Finding the number of points on unit circle satisfying a criteria.

Question

Find the number of numbers$(z)$(Or the number of solution for $z$) on the unit circle such that :-
$z^{6!}-z^{5!}$ is a real number.

Answer 1

For any point on the unit circle we have $z = e^{i\theta}$, whose imaginary part is $\sin(\theta)$. Now for $z^{6!} - z^{5!}$ to be real we must have that both $z^{6!}$ and $z^{5!}$ to have the same imaginary part.
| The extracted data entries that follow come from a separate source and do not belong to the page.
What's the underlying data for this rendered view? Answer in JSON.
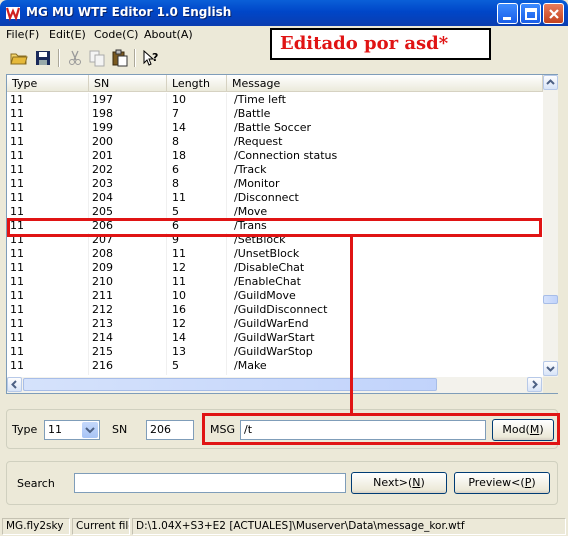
{
  "window": {
    "title": "MG MU WTF Editor 1.0 English"
  },
  "menu": [
    "File(F)",
    "Edit(E)",
    "Code(C)",
    "About(A)"
  ],
  "toolbar": {
    "icons": [
      "open-folder-icon",
      "save-icon",
      "cut-icon",
      "copy-icon",
      "paste-icon",
      "help-icon"
    ]
  },
  "banner": {
    "text": "Editado por asd*"
  },
  "list": {
    "columns": [
      "Type",
      "SN",
      "Length",
      "Message"
    ],
    "rows": [
      {
        "type": "11",
        "sn": "197",
        "length": "10",
        "message": "/Time left"
      },
      {
        "type": "11",
        "sn": "198",
        "length": "7",
        "message": "/Battle"
      },
      {
        "type": "11",
        "sn": "199",
        "length": "14",
        "message": "/Battle Soccer"
      },
      {
        "type": "11",
        "sn": "200",
        "length": "8",
        "message": "/Request"
      },
      {
        "type": "11",
        "sn": "201",
        "length": "18",
        "message": "/Connection status"
      },
      {
        "type": "11",
        "sn": "202",
        "length": "6",
        "message": "/Track"
      },
      {
        "type": "11",
        "sn": "203",
        "length": "8",
        "message": "/Monitor"
      },
      {
        "type": "11",
        "sn": "204",
        "length": "11",
        "message": "/Disconnect"
      },
      {
        "type": "11",
        "sn": "205",
        "length": "5",
        "message": "/Move"
      },
      {
        "type": "11",
        "sn": "206",
        "length": "6",
        "message": "/Trans"
      },
      {
        "type": "11",
        "sn": "207",
        "length": "9",
        "message": "/SetBlock"
      },
      {
        "type": "11",
        "sn": "208",
        "length": "11",
        "message": "/UnsetBlock"
      },
      {
        "type": "11",
        "sn": "209",
        "length": "12",
        "message": "/DisableChat"
      },
      {
        "type": "11",
        "sn": "210",
        "length": "11",
        "message": "/EnableChat"
      },
      {
        "type": "11",
        "sn": "211",
        "length": "10",
        "message": "/GuildMove"
      },
      {
        "type": "11",
        "sn": "212",
        "length": "16",
        "message": "/GuildDisconnect"
      },
      {
        "type": "11",
        "sn": "213",
        "length": "12",
        "message": "/GuildWarEnd"
      },
      {
        "type": "11",
        "sn": "214",
        "length": "14",
        "message": "/GuildWarStart"
      },
      {
        "type": "11",
        "sn": "215",
        "length": "13",
        "message": "/GuildWarStop"
      },
      {
        "type": "11",
        "sn": "216",
        "length": "5",
        "message": "/Make"
      }
    ],
    "selected_sn": "206"
  },
  "editor": {
    "type_label": "Type",
    "type_value": "11",
    "sn_label": "SN",
    "sn_value": "206",
    "msg_label": "MSG",
    "msg_value": "/t",
    "mod_button": "Mod(",
    "mod_key": "M",
    "mod_close": ")"
  },
  "search": {
    "label": "Search",
    "value": "",
    "next_button": "Next>(",
    "next_key": "N",
    "next_close": ")",
    "preview_button": "Preview<(",
    "preview_key": "P",
    "preview_close": ")"
  },
  "status": {
    "user": "MG.fly2sky",
    "current_file_label": "Current file",
    "path": "D:\\1.04X+S3+E2 [ACTUALES]\\Muserver\\Data\\message_kor.wtf"
  },
  "colors": {
    "annotation": "#e01414",
    "title_bar": "#0a5fd8"
  }
}
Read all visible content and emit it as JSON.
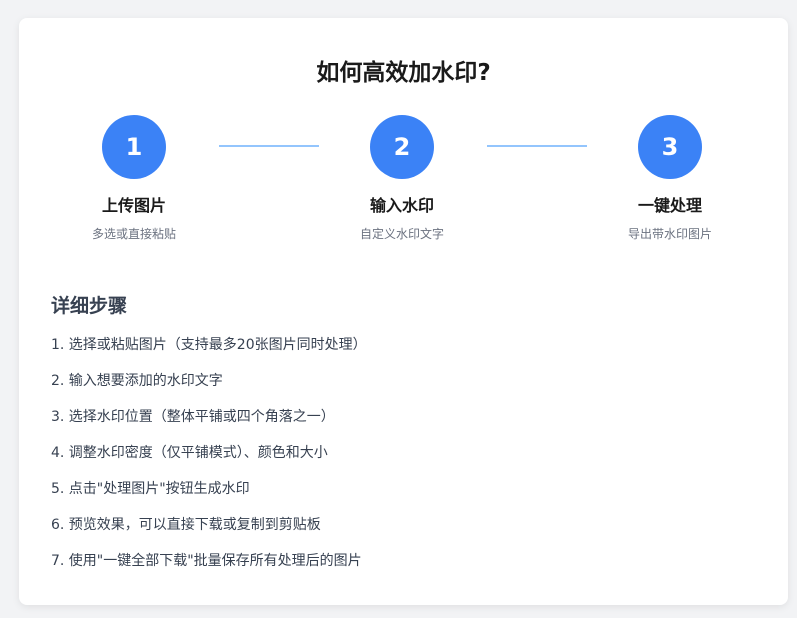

This corresponds to:

$$\sin(6!\theta) = \sin(5!\theta)$$

Using a well-known trigonometric identity this corresponds to:

$$\sin\left(\frac{6!-5!}{2}\theta \right)\cos\left(\frac{6!+5!}{2}\theta \right) = 0$$

So we either have $\sin(3\theta) = 0$ or $\cos(420\theta) = 0$. Now finding all values for $\theta$ shouldn't be hard. Can you continue from here?

Answer 2

Hint: $w$ is real iff $w-\bar{w}=0$ this gives the condition $$z^{6!}-\bar{z}^{6!}=z^{5!}-\bar{z}^{5!}$$ where $z=e^{it}$ will be $$\sin6!t=\sin5!t$$ this leads to $6!t=5!t+2k\pi$ or $6!t=-5!t+2k\pi+\pi$.